Original vs Predicted ENTRIESn_hourly

So given the R2 parameters we could say that is a good estimation, whereas if we take a look to the above figures we would not say the same. We can see that the histogram of the residuals has long tails (specially the right tail) and this effect can also be viewed in the probability plot, that tells us that the distribution is clearly not-normal. The presence of high residuals tells us that there is a considerable quantity of values for actual values that our model is not able to reproduce, giving those high values of residuals that can be viewed in both tails of the histogram and also in the points that move away the straight red line in the probability plot.

3.2 Regression model for each station

There is a high difference between riderships for different stations. This difference could be appreciated in the scatter plot of the entries per reading where we have a high number of dispersion and also a huge amount of outliers. The quickest way to visualize this is plotting the entries on each station:

Mean and median “entries between readings” for different stations

In the above figure we can see the mean and median values for the different stations. As we can see, this huge difference between stations will create a regression model with the aggregated data that may not be as precise and accurate as it could be if we split the data for the different stations and create a model for each one of them.

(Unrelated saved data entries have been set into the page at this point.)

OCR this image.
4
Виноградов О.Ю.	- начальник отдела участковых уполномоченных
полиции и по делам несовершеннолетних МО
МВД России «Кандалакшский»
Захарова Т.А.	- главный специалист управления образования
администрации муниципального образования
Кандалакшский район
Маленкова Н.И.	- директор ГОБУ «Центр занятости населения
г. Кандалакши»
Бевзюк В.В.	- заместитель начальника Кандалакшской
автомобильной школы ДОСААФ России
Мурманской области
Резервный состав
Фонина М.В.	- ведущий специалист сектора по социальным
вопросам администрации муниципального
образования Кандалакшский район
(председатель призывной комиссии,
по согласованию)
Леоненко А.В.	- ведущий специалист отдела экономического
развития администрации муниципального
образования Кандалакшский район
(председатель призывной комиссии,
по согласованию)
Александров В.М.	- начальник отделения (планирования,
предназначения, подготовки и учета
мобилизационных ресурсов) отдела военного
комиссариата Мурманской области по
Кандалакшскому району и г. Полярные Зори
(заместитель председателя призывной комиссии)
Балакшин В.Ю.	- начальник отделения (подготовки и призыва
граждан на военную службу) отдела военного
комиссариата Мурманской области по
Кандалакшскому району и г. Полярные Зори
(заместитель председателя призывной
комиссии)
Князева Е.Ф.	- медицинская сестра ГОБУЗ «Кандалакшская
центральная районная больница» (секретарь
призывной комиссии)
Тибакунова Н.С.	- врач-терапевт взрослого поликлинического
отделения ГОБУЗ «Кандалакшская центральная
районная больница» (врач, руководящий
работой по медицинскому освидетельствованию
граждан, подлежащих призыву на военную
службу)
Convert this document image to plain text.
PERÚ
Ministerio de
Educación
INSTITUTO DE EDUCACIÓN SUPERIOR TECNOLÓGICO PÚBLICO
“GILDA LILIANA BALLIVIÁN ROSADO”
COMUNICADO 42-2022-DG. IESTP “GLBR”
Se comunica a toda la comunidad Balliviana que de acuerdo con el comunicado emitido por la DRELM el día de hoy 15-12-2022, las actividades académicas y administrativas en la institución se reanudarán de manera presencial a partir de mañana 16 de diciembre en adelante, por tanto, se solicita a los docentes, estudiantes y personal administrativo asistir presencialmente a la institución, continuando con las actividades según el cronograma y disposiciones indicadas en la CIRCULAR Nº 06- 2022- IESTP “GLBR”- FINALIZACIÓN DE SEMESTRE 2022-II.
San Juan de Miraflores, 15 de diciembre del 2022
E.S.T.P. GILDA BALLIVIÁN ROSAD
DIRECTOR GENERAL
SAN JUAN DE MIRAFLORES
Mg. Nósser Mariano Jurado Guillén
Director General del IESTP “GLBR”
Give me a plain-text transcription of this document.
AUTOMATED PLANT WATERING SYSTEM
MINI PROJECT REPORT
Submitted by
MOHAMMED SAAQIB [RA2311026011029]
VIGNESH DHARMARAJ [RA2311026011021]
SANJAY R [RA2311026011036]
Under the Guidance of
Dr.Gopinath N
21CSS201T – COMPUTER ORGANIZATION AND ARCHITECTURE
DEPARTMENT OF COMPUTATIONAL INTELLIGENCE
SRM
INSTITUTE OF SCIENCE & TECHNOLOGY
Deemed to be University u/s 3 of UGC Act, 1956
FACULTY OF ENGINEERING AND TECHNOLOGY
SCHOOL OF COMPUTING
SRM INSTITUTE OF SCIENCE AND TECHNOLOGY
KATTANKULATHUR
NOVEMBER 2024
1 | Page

In order to support this theory of the station-splitting-analysis in someway, different stations have been analyzed and a regression model has been created for each of them individually. The result could be viewed in the following image:

Regression model calculated per station

In this case I have chosen the 3 stations with higher mean entries (for making the comparison easier). The presented curves correspond to the same pattern I used to discuss the regression model for the aggregated data, that is, an histogram and a probability plot of the residuals. In this case the regression model created is much more accurate than before, reaching a R2 value of 0.8948 for the 59 ST-COLUMBUS station, which means that the 89,48% of the variability in the entries for this station could be explained by external variables like the weather and the time.

We have to take care because splitting the data also means that we will have less samples for each group, so there could be a case in which we do not have enough information to build a regression model (or the model would be wrong, for example if for one station we do not have data for rainy days).